Ever since the party had stepped through the magical portal from Earth to Shadow’s world, Ted had been convinced the entire thing was a dream. Beatings, torture, wounds, and the passage of days and even weeks had failed to dislodge this conviction. Almost two months had now passed since the May evening when they had passed through Pel’s basement wall, but Ted persisted.

The man’s exact mood varied; sometimes he seemed to be struggling to maintain his belief, sometimes he sank into near-catatonia. Right now he was treating it all as a joke that had gone on a little too long, a story that was slow in reaching the point.

It got on everyone’s nerves, and Pel and Amy both feared that Ted had slipped irretrievably into insanity weeks ago. Pel suspected the head wound he had acquired resisting the pirates aboard Emerald Princess, or the beatings he had received on Zeta Leo III, might have caused brain damage, as well.

“What about the rest of you, then?” Major Southern asked, smiling.

“You’re a sadistic bastard, you know that?” Pel answered calmly.

“Now, now, Mr. Brown,” the major said, feigning shock. “That’s no way to talk!”

No one replied. He looked them over, then stepped out from behind the lectern.

“I’ve said my piece,” he told them. “From here on, it’s all up to you.”

“Sure it is,” Amy said. “We get our choice of two universes—but neither one of them’s ours.”

The major smiled and patted Amy on the shoulder. “That’s right,” he said. “I’ll let you think about it.” He looked around the room, gave everyone a cheerful grin that was only slightly patronizing, and strolled out.

Amy glared after him, and muttered, “Where’d they find that stupid prick?”

Pel shrugged. “Same place as all the others, I suppose,” he said. “Wherever that is.”

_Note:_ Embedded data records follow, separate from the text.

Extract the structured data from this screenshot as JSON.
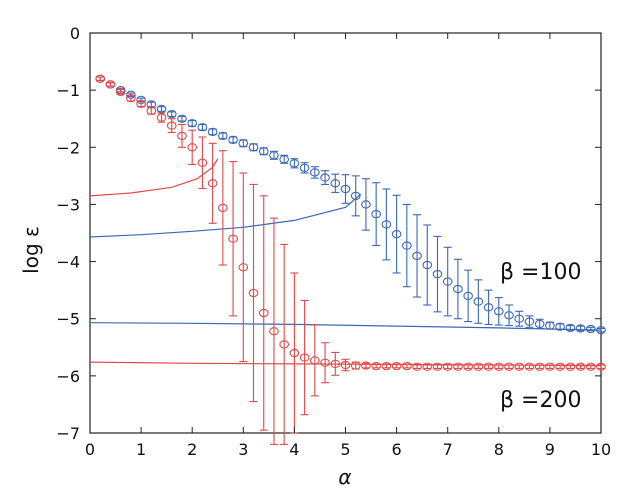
{
  "chart_data": {
    "type": "scatter",
    "title": "",
    "xlabel": "α",
    "ylabel": "log ε",
    "xlim": [
      0,
      10
    ],
    "ylim": [
      -7,
      0
    ],
    "xticks": [
      "0",
      "1",
      "2",
      "3",
      "4",
      "5",
      "6",
      "7",
      "8",
      "9",
      "10"
    ],
    "yticks": [
      "0",
      "−1",
      "−2",
      "−3",
      "−4",
      "−5",
      "−6",
      "−7"
    ],
    "grid": false,
    "annotations": [
      {
        "text": "β =100",
        "at": [
          8.1,
          -4.2
        ]
      },
      {
        "text": "β =200",
        "at": [
          8.1,
          -6.4
        ]
      }
    ],
    "series": [
      {
        "name": "β =100",
        "color": "#3a68b3",
        "x": [
          0.2,
          0.4,
          0.6,
          0.8,
          1.0,
          1.2,
          1.4,
          1.6,
          1.8,
          2.0,
          2.2,
          2.4,
          2.6,
          2.8,
          3.0,
          3.2,
          3.4,
          3.6,
          3.8,
          4.0,
          4.2,
          4.4,
          4.6,
          4.8,
          5.0,
          5.2,
          5.4,
          5.6,
          5.8,
          6.0,
          6.2,
          6.4,
          6.6,
          6.8,
          7.0,
          7.2,
          7.4,
          7.6,
          7.8,
          8.0,
          8.2,
          8.4,
          8.6,
          8.8,
          9.0,
          9.2,
          9.4,
          9.6,
          9.8,
          10.0
        ],
        "y": [
          -0.8,
          -0.9,
          -1.0,
          -1.08,
          -1.17,
          -1.25,
          -1.33,
          -1.42,
          -1.5,
          -1.58,
          -1.65,
          -1.73,
          -1.8,
          -1.87,
          -1.93,
          -2.0,
          -2.07,
          -2.14,
          -2.21,
          -2.28,
          -2.36,
          -2.44,
          -2.53,
          -2.63,
          -2.73,
          -2.85,
          -3.0,
          -3.17,
          -3.35,
          -3.52,
          -3.72,
          -3.9,
          -4.06,
          -4.22,
          -4.35,
          -4.48,
          -4.6,
          -4.7,
          -4.8,
          -4.87,
          -4.94,
          -5.0,
          -5.05,
          -5.09,
          -5.12,
          -5.14,
          -5.16,
          -5.17,
          -5.18,
          -5.2
        ],
        "err": [
          0.03,
          0.03,
          0.03,
          0.03,
          0.03,
          0.04,
          0.04,
          0.04,
          0.04,
          0.05,
          0.05,
          0.05,
          0.05,
          0.05,
          0.06,
          0.06,
          0.06,
          0.07,
          0.07,
          0.08,
          0.09,
          0.1,
          0.12,
          0.16,
          0.25,
          0.35,
          0.45,
          0.55,
          0.62,
          0.68,
          0.72,
          0.72,
          0.7,
          0.66,
          0.6,
          0.52,
          0.45,
          0.38,
          0.3,
          0.24,
          0.18,
          0.13,
          0.1,
          0.08,
          0.06,
          0.05,
          0.04,
          0.04,
          0.03,
          0.03
        ],
        "curves": [
          {
            "x": [
              0,
              1,
              2,
              3,
              4,
              5,
              5.3
            ],
            "y": [
              -3.57,
              -3.53,
              -3.47,
              -3.4,
              -3.28,
              -3.05,
              -2.82
            ]
          },
          {
            "x": [
              0,
              2,
              4,
              6,
              8,
              10
            ],
            "y": [
              -5.07,
              -5.08,
              -5.1,
              -5.13,
              -5.16,
              -5.2
            ]
          }
        ]
      },
      {
        "name": "β =200",
        "color": "#e04848",
        "x": [
          0.2,
          0.4,
          0.6,
          0.8,
          1.0,
          1.2,
          1.4,
          1.6,
          1.8,
          2.0,
          2.2,
          2.4,
          2.6,
          2.8,
          3.0,
          3.2,
          3.4,
          3.6,
          3.8,
          4.0,
          4.2,
          4.4,
          4.6,
          4.8,
          5.0,
          5.2,
          5.4,
          5.6,
          5.8,
          6.0,
          6.2,
          6.4,
          6.6,
          6.8,
          7.0,
          7.2,
          7.4,
          7.6,
          7.8,
          8.0,
          8.2,
          8.4,
          8.6,
          8.8,
          9.0,
          9.2,
          9.4,
          9.6,
          9.8,
          10.0
        ],
        "y": [
          -0.8,
          -0.9,
          -1.03,
          -1.14,
          -1.24,
          -1.36,
          -1.48,
          -1.62,
          -1.8,
          -2.0,
          -2.27,
          -2.63,
          -3.06,
          -3.6,
          -4.1,
          -4.55,
          -4.9,
          -5.22,
          -5.45,
          -5.6,
          -5.68,
          -5.73,
          -5.77,
          -5.79,
          -5.81,
          -5.82,
          -5.82,
          -5.83,
          -5.83,
          -5.83,
          -5.83,
          -5.84,
          -5.84,
          -5.84,
          -5.84,
          -5.84,
          -5.84,
          -5.84,
          -5.84,
          -5.84,
          -5.84,
          -5.84,
          -5.84,
          -5.84,
          -5.84,
          -5.84,
          -5.84,
          -5.84,
          -5.84,
          -5.84
        ],
        "err": [
          0.03,
          0.03,
          0.04,
          0.05,
          0.05,
          0.06,
          0.08,
          0.12,
          0.2,
          0.3,
          0.45,
          0.7,
          1.0,
          1.35,
          1.65,
          1.9,
          2.05,
          1.98,
          1.75,
          1.4,
          1.0,
          0.62,
          0.35,
          0.2,
          0.1,
          0.06,
          0.04,
          0.03,
          0.03,
          0.03,
          0.03,
          0.03,
          0.03,
          0.03,
          0.03,
          0.03,
          0.03,
          0.03,
          0.03,
          0.03,
          0.03,
          0.03,
          0.03,
          0.03,
          0.03,
          0.03,
          0.03,
          0.03,
          0.03,
          0.03
        ],
        "curves": [
          {
            "x": [
              0,
              0.8,
              1.6,
              2.1,
              2.4,
              2.5
            ],
            "y": [
              -2.85,
              -2.8,
              -2.7,
              -2.55,
              -2.35,
              -2.2
            ]
          },
          {
            "x": [
              0,
              2,
              4,
              6,
              8,
              10
            ],
            "y": [
              -5.76,
              -5.78,
              -5.79,
              -5.8,
              -5.81,
              -5.82
            ]
          }
        ]
      }
    ]
  }
}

Susan suddenly spoke, for the first time since entering the room.

“I’m going with Raven,” she said. “And I’d advise you both to consider joining us. I don’t have any power over you, Mr. Brown, but as your attorney, Amy, I strongly recommend you take my advice.”

The other three all turned to stare at her.

“Susan, are you…what are you talking about?” Amy demanded.

“Amy, just think it over.”

She turned and marched out.

Baffled, Pel and Amy and Ted watched her go.